BP profit more than doubles as windfall tax calls grow |  CNN Business

BP profit more than doubles as windfall tax calls grow | CNN Business


London
CNN Business

BP’s profits more than doubled in the third quarter of the year, extending a run of windfall profits for the world’s biggest oil and gas companies, which will add to growing calls in Britain and the US for higher taxes on windfall profits.

The UK-based energy company posted underlying profit of $8.15 billion between July and September., compared to $3.3 billion a year ago. Earnings were boosted by “outstanding” results in gas trading, BP said in a statement on Tuesday.

The result means Big Oil – BP (BP), Shell, Total (TOT) Energies, ExxonMobil and Chevron (CVX) – made more than $58 billion in profit in the third quarter alone. The record incomes come as a growing number of households in Europe and North America are squeezed by decades-high inflation, driven by soaring energy and food bills.

The shareholders, for their part, benefit generously. BP said it would use excess cash to repurchase shares worth $2.5 billion, bringing total share buybacks this year to $8.5 billion. Shell has spent $18.5 billion on share buybacks this year and paid hefty dividends on top of that.

“We remain focused on solving the energy trilemma – secure, affordable and low-carbon energy,” BP CEO Bernard Looney said in a statement. “We are providing the oil and gas the world needs today, while investing to accelerate the energy transition,” he added.

Energy companies have posted record profits this year thanks to the oil boom and natural gas prices linked to Russia’s war in Ukraine.

Shell last week reported profit of more than $30 billion for the first nine months of the year, 58% more than it recorded for all of 2021, while ExxonMobil reported set a profit record for the second consecutive quarter.

The unprecedented revenue package is fueling renewed calls in Britain and the United States for windfall taxes on energy companies to help households struggling to pay rising bills.

On Monday, President Joe Biden accused energy companies of ‘profiteering from war’ and said if they didn’t ‘act beyond their narrow self-interest’ and ‘give the American people a break’ they would pay “a higher tax on their excess profits”. and face higher restrictions.

Biden hasn’t explicitly endorsed a windfall tax and the specifics of what he would consider will likely remain vague, but leading congressional Democrats have been pushing various windfall tax proposals targeting oil companies for more than a decade. a year.

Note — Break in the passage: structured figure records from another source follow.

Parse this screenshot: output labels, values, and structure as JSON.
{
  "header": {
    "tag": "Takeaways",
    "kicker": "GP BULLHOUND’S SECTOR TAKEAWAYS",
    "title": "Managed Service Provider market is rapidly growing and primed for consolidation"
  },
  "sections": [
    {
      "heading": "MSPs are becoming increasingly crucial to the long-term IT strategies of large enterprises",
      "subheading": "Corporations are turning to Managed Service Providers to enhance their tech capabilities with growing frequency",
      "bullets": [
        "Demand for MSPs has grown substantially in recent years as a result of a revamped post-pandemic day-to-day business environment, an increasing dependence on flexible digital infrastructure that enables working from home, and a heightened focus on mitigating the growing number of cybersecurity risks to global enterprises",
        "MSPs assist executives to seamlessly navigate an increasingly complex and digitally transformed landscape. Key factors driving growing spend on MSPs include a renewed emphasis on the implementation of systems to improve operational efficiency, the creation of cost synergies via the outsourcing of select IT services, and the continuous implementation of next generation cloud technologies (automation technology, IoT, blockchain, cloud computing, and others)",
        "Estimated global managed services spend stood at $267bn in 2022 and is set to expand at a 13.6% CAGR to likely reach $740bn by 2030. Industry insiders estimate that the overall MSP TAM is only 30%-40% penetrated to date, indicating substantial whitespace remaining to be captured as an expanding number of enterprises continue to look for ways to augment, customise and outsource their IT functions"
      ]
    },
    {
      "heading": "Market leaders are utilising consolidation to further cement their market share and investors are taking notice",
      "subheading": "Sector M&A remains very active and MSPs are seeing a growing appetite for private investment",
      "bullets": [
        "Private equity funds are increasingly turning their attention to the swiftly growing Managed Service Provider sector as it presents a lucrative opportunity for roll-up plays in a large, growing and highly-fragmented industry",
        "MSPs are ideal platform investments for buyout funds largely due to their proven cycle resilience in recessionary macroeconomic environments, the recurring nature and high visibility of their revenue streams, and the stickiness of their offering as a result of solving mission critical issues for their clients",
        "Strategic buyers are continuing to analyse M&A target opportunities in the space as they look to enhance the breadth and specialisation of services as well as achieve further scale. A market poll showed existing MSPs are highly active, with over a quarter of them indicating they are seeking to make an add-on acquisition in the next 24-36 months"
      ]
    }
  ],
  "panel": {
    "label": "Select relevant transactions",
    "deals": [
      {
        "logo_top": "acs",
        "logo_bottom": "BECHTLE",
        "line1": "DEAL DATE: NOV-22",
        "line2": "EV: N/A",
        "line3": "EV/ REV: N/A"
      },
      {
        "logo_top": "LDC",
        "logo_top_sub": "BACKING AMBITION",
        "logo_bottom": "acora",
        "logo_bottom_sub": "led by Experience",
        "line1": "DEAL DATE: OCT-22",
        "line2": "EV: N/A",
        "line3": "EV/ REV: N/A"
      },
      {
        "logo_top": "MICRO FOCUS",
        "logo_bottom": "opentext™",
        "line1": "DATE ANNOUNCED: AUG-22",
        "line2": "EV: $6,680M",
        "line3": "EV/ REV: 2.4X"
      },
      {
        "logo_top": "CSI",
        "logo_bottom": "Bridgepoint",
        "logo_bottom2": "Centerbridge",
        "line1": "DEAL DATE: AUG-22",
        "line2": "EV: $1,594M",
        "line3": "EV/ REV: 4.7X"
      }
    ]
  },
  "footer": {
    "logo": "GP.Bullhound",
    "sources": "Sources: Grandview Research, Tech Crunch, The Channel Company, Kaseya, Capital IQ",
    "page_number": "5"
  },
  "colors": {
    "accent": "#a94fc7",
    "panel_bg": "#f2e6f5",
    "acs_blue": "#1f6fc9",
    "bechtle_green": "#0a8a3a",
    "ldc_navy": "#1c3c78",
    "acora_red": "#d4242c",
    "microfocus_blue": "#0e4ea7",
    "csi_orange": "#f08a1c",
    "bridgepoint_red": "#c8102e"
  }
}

In the UK, Ed Miliband, spokesman for the opposition Labor Party on climate change, said the Twitter that BP’s profits are “damning evidence” of the ruling Conservative Party’s failure to levy “a real tax on windfall profits”.

Miliband said last week that Shell’s huge quarterly profit was “further proof that we need a windfall tax to make sure energy companies pay their fair share”.

The UK government introduced a £5billion ($5.8billion) tax on oil and gas companies’ windfall profits in May but has so far rejected calls to extend it, although the minister of Finance Jeremy Hunt said he was not opposed in principle and nothing is off the table. EU governments, on the other hand, agreed to a windfall tax in September which they hope will raise $140 billion.

Shell CEO Ben Van Beurden, who will step down at the end of this year, told reporters last week that the industry should engage with officials to ensure these taxes are well designed.

“We need to be prepared and accept that our industry will be scrutinized to raise taxes to fund transfers to those who need it most in these trying times,” he said.

BP said it expects oil prices to remain elevated in the fourth quarter due to the recent OPEC+ supply cut and “ongoing uncertainty associated with Russian oil exports.” He also expects gas prices to remain ‘high and volatile’ due to a lack of supply in Europe ‘with the outlook heavily dependent on Russian gas pipeline flows or other supply disruptions’. .

Saudi Aramco, the world’s largest oil and gas company, on Tuesday posted a 39% year-on-year gain in third-quarter profit to $42.4 billion.

“While global crude oil prices during this period have been affected by continued economic uncertainty, our long-term view is that demand for oil will continue to grow for the remainder of the decade given the global need for ‘more affordable and more reliable energy,’ CEO Amin H. Nasser said in a statement.

– Phil Mattingly, Betsy Klein, Nikki Carvajal and Maegan Vazquez contributed reporting.